Celeste Leaderboard Bot

This is a bot to check for basic speedrun submission errors for the Celeste leaderboards using the speedrun.com REST API, as well as the Twitch API, and Python. This project can easily be forked for similiar leaderboard bots. Just adjust/replace the CelesteLeaderboardBot class and its main method.

Setup

Install

Pull the directory and install its dependencies:

$ git pull https://github.com/TimH96/celeste-lb-bot
$ cd celeste-lb-bot
$ pip install -r requirements.txt
$ python celeste-leaderboard-bot --credentials /path/to/credentials.json --timer 60

Or build the Docker image and run that, mounting /data to the folder on your host OS with the credentials.json file:

$ docker run --detach --name clbb --restart=always -v D:\path\to\folder\with\creds:/data clbb:latest

Configure

The bot is configured via a credentials.json, which can be linked to via the --credentials flag, or alternatively is looked for in the directory from which the bot is executed. The file should look like this:

{
    "src": {
        "session" : "SRC_PHPSESH_COOKIE",    
        "csrf"    : "SRC_CSRF_TOKEN"
    },
    "twitch": {
        "client"  : "TWITCH_CLIENT_ID",
        "secret"  : "TWITCH_CLIENT_SECRET"
    }
}
Twitch credentials

You can find your Twitch client ID and secret by registering your app here.

SRC credentials

The CSRF token and session ID for speedrun.com are easily found by inspecting a GET request on their main page while logged in, the CSRF token is found in the response HTML in the header and the session ID is part of your request body.
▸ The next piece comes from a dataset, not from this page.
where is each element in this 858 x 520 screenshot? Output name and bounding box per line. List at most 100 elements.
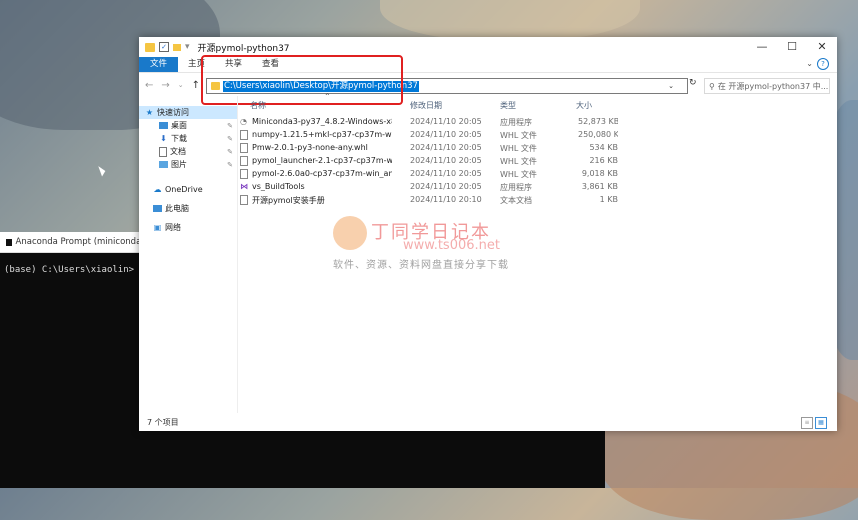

I considered automating the retrieval of these credentials, but ultimately decided it wasn't worth the effort since speedrun.com forces email 2FA, so one would have to scrape and parse emails to effectively automate this step. Luckily, speedrun.com sessions last indefinitely in theory, and in practice are only cleared every half year or so for all users globally.

For future reference however, the session ID can be programmatically claimed by requesting a login, and the CSRF token by simply parsing a GET request from there.